The 18 clubs in Germany’s Bundesliga could raise advertising revenues by €60 million, by selling targeted advertising to fans in five global areas, according to a report by Nielsen Sports.

And the technology “really is at a level where people don’t notice,” says Mr Hair.

This is important, since sport governing bodies wouldn’t allow it to be used if it would distract from viewers’ experience of the game on the pitch, he says.

Augmented reality advertising could have uses “really wherever there is a public live event which creates interest in overseas markets,” like “outdoor sports, music concerts, or big international public events.”
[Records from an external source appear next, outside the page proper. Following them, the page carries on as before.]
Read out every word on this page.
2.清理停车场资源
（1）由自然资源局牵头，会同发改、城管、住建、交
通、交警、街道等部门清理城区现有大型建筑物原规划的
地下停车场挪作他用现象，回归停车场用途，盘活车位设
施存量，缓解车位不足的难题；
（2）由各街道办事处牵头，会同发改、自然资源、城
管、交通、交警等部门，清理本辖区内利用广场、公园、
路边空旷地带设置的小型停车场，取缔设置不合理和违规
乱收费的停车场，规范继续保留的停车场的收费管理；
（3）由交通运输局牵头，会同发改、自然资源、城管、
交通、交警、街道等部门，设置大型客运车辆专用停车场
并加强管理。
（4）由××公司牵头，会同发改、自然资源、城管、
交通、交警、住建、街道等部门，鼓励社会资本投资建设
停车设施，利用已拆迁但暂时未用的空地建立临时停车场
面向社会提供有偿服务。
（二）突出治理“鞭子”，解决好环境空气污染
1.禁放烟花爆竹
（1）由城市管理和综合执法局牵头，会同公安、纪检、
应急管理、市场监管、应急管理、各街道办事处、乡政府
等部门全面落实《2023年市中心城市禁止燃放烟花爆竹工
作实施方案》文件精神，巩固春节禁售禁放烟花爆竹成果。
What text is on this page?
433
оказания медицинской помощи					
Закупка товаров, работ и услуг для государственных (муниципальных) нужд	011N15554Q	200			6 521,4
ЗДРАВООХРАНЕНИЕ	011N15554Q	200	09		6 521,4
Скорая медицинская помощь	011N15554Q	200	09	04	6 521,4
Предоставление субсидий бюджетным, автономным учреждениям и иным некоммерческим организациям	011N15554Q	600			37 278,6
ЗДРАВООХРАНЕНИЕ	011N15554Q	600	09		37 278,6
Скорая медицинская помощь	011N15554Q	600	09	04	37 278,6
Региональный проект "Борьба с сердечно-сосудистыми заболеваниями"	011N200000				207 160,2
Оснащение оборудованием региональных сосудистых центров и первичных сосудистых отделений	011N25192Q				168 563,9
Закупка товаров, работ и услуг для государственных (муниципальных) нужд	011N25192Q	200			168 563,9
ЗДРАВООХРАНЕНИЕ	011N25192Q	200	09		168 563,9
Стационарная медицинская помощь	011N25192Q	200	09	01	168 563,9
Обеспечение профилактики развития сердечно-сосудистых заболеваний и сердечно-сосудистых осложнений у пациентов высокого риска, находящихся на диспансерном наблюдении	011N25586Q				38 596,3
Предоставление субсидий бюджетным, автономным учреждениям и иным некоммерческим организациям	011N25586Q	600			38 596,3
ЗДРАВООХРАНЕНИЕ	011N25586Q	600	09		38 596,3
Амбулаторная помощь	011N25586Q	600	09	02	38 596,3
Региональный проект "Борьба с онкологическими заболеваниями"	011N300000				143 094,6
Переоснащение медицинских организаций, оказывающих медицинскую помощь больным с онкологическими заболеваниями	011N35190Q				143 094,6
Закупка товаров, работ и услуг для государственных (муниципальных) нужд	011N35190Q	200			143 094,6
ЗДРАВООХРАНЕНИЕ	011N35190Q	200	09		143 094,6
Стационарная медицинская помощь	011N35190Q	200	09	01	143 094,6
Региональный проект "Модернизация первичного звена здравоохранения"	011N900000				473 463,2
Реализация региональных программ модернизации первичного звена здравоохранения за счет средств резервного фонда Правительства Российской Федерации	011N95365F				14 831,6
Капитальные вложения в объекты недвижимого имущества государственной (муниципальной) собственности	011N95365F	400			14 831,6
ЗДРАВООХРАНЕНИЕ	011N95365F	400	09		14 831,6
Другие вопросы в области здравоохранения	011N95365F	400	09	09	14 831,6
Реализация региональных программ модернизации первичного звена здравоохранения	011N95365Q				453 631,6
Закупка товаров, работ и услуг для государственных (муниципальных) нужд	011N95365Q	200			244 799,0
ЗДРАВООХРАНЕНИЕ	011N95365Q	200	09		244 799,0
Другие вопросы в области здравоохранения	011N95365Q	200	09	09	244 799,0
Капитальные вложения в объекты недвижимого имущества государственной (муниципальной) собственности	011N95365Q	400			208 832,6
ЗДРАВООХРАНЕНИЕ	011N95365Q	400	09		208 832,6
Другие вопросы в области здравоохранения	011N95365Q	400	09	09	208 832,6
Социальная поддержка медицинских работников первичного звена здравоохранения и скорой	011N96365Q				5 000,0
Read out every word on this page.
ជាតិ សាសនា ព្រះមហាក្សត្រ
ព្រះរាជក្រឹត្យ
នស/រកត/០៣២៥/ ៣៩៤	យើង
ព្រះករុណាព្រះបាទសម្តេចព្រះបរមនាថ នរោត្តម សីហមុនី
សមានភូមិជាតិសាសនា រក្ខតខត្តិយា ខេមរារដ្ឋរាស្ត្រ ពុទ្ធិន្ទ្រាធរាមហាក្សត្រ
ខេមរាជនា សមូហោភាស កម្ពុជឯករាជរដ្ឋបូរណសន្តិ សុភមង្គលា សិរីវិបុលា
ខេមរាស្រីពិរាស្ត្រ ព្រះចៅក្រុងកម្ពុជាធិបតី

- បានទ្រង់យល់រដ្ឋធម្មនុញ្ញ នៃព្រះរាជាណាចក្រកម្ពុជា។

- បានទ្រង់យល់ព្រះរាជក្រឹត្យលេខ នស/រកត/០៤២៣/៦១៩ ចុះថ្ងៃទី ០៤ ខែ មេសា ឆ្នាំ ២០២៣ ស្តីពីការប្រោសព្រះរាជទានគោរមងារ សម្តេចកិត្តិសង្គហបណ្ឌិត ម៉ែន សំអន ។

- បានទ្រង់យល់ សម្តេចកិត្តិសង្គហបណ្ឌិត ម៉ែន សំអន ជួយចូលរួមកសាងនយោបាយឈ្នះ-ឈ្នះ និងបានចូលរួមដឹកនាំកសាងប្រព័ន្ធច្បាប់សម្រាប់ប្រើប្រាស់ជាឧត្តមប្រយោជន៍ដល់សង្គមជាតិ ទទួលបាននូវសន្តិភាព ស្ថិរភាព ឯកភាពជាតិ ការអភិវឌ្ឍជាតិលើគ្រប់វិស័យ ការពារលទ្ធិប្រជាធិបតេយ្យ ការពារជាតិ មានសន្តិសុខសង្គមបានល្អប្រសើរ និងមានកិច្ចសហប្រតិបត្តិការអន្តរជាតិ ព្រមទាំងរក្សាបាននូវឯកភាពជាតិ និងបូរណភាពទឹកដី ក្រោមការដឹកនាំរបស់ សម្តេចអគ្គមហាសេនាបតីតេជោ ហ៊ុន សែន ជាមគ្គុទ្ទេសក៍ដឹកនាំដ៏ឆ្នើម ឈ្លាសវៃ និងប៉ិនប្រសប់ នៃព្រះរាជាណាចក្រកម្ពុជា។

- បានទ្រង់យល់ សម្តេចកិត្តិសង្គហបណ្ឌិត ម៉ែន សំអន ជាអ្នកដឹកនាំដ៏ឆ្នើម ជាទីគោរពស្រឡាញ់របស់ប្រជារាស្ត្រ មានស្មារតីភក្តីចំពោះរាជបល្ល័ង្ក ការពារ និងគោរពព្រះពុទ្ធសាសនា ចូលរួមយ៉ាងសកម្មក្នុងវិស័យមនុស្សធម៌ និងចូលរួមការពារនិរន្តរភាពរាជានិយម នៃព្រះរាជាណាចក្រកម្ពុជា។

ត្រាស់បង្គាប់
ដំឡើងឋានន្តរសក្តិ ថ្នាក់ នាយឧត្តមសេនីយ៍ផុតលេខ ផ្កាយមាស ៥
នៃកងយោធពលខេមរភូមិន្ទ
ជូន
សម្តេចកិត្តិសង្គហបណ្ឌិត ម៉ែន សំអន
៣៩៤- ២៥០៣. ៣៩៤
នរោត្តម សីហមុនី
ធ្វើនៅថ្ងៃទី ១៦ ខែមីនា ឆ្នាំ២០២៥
“Things like 5G are going to be enormously helpful” to help Supponor’s video connections be more robust, and help them to scale, he says.

Having a remote operations centre is their next step, to let them scale and work on “lots of concurrent games,” rather than basing themselves – as they do now – where an event is taking place.

Supponor is “already marking up some big names and gaining traction in Spain, Germany, and the US,” says Vodafone’s Laura Turkington.

“They’re growing at a fast rate, with an exciting and dynamic team behind them, and a plethora of possibilities in other use cases,” she says.

Down the road, advertising content from sport fixtures could even be targeted to an individual’s IP address.

So there could be clickable adverts trying to sell you the toaster you looked at last week.

Or maybe even the pair of running shoes.